A norma foi assinada por Ana Adalgisa Dias Paulino, vice-presidente no exercício da presidência do Confea. Créditos: Arquivo Confea
O Conselho Federal de Engenharia e Agronomia (Confea) publicou, nesta quarta-feira (16/09), a Portaria nº 200/2026, que recomenda a avaliação, caso a caso, da inserção de cláusulas de proteção a mulheres em situação de violência doméstica nos editais de licitação e nos instrumentos de contratação do órgão.
A norma orienta a Superintendência de Contratos e Parcerias (SCP) a analisar, em cada processo licitatório, a viabilidade jurídica e operacional de exigir percentual mínimo de mão de obra constituída por mulheres nessa situação, em contratos de prestação de serviços com dedicação exclusiva de mão de obra, quando compatível com o objeto, a natureza e o vulto da contratação.
A portaria também recomenda a adoção, como critério de desempate entre propostas, do desenvolvimento pelo licitante de ações de equidade entre mulheres e homens no ambiente de trabalho, conforme prevê o art. 60, inciso III, da Lei nº 14.133/2021.

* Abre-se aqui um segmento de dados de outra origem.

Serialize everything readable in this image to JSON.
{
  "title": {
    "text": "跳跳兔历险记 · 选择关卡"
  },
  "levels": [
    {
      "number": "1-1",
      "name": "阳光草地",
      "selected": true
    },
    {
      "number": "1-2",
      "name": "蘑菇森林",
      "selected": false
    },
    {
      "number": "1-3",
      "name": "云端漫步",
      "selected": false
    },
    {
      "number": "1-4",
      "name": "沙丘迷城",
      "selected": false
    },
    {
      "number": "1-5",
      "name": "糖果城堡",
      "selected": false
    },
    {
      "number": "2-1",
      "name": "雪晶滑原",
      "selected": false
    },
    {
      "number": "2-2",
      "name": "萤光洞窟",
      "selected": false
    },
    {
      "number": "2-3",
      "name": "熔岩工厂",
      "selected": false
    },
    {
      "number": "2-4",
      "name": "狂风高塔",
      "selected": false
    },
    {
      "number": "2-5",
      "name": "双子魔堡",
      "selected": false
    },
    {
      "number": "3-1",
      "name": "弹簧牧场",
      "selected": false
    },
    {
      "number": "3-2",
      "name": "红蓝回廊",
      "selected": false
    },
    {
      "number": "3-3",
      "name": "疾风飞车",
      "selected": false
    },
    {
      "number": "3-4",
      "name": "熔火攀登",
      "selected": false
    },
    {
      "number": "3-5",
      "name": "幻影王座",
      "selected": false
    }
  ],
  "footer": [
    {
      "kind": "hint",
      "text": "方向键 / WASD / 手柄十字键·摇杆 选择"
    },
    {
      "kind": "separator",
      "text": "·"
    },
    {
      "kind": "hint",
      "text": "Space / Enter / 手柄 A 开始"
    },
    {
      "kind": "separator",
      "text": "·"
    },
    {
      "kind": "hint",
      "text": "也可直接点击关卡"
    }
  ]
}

As cláusulas têm como referência o Decreto nº 11.430/2023 e deverão ser adaptadas às peculiaridades de cada contratação, observados os princípios da razoabilidade, da proporcionalidade e da competitividade do certame.
A norma foi assinada por Ana Adalgisa Dias Paulino, vice-presidente no exercício da presidência do Confea, e entrou em vigor na data de sua publicação.